Three years ago, I was single, living with roommates and fending for myself when it came to food. My meals balanced taste, health and time investment. Time investment usually took priority.
Now, I am married to an incredibly talented chef. Lucky me! Dinners are healthy, fresh and delicious. There is almost always something in the fridge for breakfast or lunch. I’ve won the food lottery.
So why am I not radically happier?
The problem is that I’ve acclimated to eating delicious and healthy food—it’s now the new normal. I’m extremely grateful for my wife’s cooking, but it hasn’t raised my baseline happiness.
Which got me thinking—how does this relate to happiness and fulfillment at work?
Martin Seligman, a thought-leader in positive psychology, says that people typically pursue three strategies for a happy and fulfilled life:
The pleasant life—eat good food, drive a nice car, maximize the good things while minimizing the bad things
The engaged life—find the activities that bring you into flow, and do those as much as possible
The meaningful life—identify how your strengths are best suited to help those in the world around you and use your strengths to make a difference
In his research, Seligman finds that #2 and #3 are effective strategies, while #1 leaves folks unfulfilled. He says humans acclimate to pleasant things too quickly for them to make a sustainable difference.

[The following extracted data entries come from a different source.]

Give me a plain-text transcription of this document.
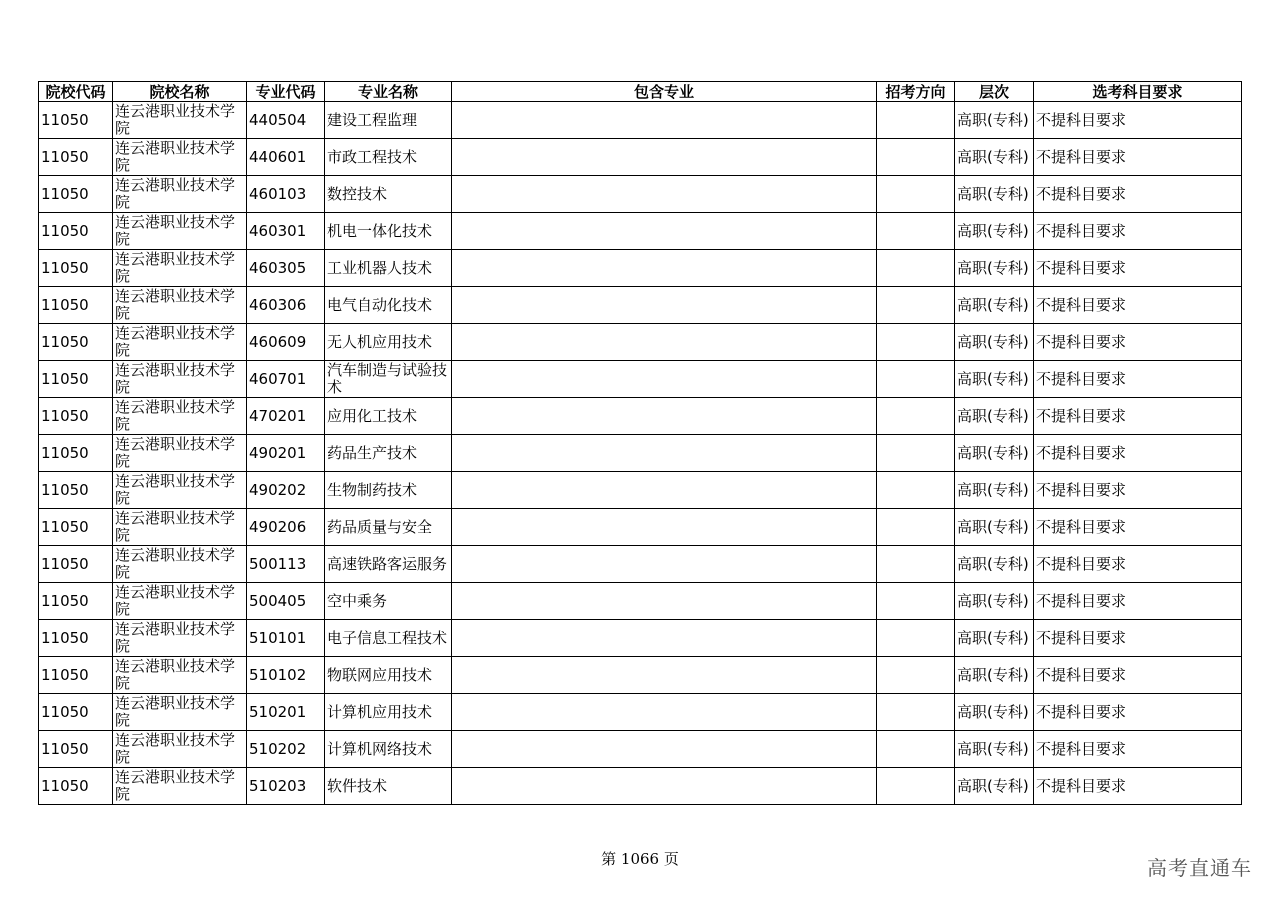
院校代码	院校名称	专业代码	专业名称	包含专业	招考方向	层次	选考科目要求
11050	连云港职业技术学院	440504	建设工程监理			高职(专科)	不提科目要求
11050	连云港职业技术学院	440601	市政工程技术			高职(专科)	不提科目要求
11050	连云港职业技术学院	460103	数控技术			高职(专科)	不提科目要求
11050	连云港职业技术学院	460301	机电一体化技术			高职(专科)	不提科目要求
11050	连云港职业技术学院	460305	工业机器人技术			高职(专科)	不提科目要求
11050	连云港职业技术学院	460306	电气自动化技术			高职(专科)	不提科目要求
11050	连云港职业技术学院	460609	无人机应用技术			高职(专科)	不提科目要求
11050	连云港职业技术学院	460701	汽车制造与试验技术			高职(专科)	不提科目要求
11050	连云港职业技术学院	470201	应用化工技术			高职(专科)	不提科目要求
11050	连云港职业技术学院	490201	药品生产技术			高职(专科)	不提科目要求
11050	连云港职业技术学院	490202	生物制药技术			高职(专科)	不提科目要求
11050	连云港职业技术学院	490206	药品质量与安全			高职(专科)	不提科目要求
11050	连云港职业技术学院	500113	高速铁路客运服务			高职(专科)	不提科目要求
11050	连云港职业技术学院	500405	空中乘务			高职(专科)	不提科目要求
11050	连云港职业技术学院	510101	电子信息工程技术			高职(专科)	不提科目要求
11050	连云港职业技术学院	510102	物联网应用技术			高职(专科)	不提科目要求
11050	连云港职业技术学院	510201	计算机应用技术			高职(专科)	不提科目要求
11050	连云港职业技术学院	510202	计算机网络技术			高职(专科)	不提科目要求
11050	连云港职业技术学院	510203	软件技术			高职(专科)	不提科目要求
第 1066 页	高考直通车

In the workplace, some companies offer a casual dress code, office snacks or flexible hours. I don’t advocate taking any of those benefits away. But just as delicious food wore off when it became my new norm, pleasant workplaces won’t generate long-term fulfillment because we’re all too inclined to acclimate.
Pleasant becomes the norm, not a source of happiness.
Finding happiness at work, for individuals:
Focus on Seligman’s Strategies #2 and #3. What work engages you so thoroughly that you track of time? Do more of that. What are your strengths, and how do you want to use them to improve the world around you? Chat with your manager about shifting your work to align more closely with those things.
Generating happiness at work, for managers:
Get your team to focus on Strategies #2 and #3. What work do they love? What are individual people’s strengths, and how can you give them work that aligns? Not only will this help your team perform better, it will lead to longer talent retention and higher employee satisfaction.